This is probably a very appropriate topic to start this year’s series. Since we have just finished the gift-giving frenzy of the holidays, it is an opportune time to discuss gratitude.
The art of saying thank you seems to have disappeared. Try to practice it as you go about your daily tasks. You may be surprised that you may not hear it as often as you expect. How many gifts received this holiday season have you formally given thanks for?
We all grew up with the customary thank-you cards, notes we send to express our thanks to those who have given us gifts or have done nice things for us.
It is always a pleasure to receive a handwritten thank-you note. Yet in this modern age, there are many other ways to say thank you besides the usual notes or cards.
A simple phone call may suffice. This will serve a great way for you to keep in touch with a friend or relative who has taken the time to send you a gift for the holidays.
A text message will work as well. A simple expression of greetings for the new year and giving thanks to the addressee’s thoughtful Christmas present would surely be appreciated.
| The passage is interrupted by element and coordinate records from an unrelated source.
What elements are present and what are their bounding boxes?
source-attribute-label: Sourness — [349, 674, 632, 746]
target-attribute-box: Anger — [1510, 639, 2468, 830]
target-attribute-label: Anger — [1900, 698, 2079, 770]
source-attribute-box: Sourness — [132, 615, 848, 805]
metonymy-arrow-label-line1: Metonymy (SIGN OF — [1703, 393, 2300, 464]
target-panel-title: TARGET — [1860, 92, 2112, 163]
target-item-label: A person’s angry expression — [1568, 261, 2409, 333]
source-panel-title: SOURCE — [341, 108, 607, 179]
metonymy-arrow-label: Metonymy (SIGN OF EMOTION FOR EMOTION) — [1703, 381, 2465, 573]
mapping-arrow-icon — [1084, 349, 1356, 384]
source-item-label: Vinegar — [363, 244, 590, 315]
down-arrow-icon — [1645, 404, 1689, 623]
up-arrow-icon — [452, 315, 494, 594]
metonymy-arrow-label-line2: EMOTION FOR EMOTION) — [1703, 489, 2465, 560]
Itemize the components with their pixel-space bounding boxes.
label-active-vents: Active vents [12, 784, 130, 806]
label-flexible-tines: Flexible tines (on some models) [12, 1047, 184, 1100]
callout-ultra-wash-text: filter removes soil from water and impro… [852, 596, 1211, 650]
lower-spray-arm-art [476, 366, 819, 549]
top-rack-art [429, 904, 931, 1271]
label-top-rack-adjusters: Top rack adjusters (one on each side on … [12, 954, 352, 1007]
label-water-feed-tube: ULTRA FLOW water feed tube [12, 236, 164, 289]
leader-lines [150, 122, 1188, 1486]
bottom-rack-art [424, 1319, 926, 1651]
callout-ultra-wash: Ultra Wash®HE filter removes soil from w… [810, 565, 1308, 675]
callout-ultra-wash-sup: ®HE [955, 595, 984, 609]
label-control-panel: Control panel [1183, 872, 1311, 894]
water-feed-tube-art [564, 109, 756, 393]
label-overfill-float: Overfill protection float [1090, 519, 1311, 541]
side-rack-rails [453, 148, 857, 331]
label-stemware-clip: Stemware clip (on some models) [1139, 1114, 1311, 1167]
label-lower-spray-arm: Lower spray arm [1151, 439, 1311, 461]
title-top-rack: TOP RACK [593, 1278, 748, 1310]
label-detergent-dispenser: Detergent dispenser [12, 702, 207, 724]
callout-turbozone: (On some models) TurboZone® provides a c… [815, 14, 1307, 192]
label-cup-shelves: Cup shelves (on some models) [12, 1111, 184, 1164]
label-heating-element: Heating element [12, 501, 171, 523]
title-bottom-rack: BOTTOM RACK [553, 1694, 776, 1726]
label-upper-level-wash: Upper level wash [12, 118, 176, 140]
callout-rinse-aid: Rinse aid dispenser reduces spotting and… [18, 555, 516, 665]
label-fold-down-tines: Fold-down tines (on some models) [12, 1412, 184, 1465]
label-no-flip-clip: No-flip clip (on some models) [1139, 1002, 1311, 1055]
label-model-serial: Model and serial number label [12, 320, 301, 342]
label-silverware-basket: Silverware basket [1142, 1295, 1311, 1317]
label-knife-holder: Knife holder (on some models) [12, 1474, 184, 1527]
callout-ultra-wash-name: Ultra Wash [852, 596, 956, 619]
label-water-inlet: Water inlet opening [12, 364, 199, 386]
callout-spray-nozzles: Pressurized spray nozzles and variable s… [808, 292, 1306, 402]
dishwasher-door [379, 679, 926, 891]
In this day of social networking, even a Facebook message works.
In short, there are many ways to say thank you.
Notes, texts, phone calls of thanks will be well-taken by the gift-givers. Most of the time a giver just wants to be assured that you have in fact received her gift. So expressing thanks is really the only polite thing to do.
This is also a practice I wish most parents would teach their children. Maybe this can serve as a gentle nudge for your children to write, text or call their godparents and others who have given them gifts.
Again, this is simply going beyond being polite: It also instills the value of gratitude.
People overlook saying thank you not because they are impolite, but maybe because they are simply rushing.
But remember, whenever you overlook something and take the extra time to make up for it, such as saying thank you, it would reflect a lot about who you are to the other person.
For instance, signing your name. It’s a basic thing, yet a friend who recently got married could not send out thank-you cards because she had received several gifts that were unsigned.
It happens, of course. So don’t forget to sign your thank-you cards as well.
And say thank you for the right gift. This is funny, but this has happened to me. Someone sent me a text thanking me allegedly for the cake I sent for Christmas—and I had sent her a bottle of wine!
So remember, what you do will always reflect who you are as a person.
Going beyond gifts, the art of thank you can be integrated into your everyday life.
Start a gratitude journal. Make a habit of being thankful for the normal and mundane things that happen in your life during the day.
Keep a special notebook and make a habit of jotting down all the things that happen in your day that you should be thankful for.
Bring the art of saying thank you back into practice. Not only is saying thank you the polite thing to do, it will also make your life a little lighter and happier.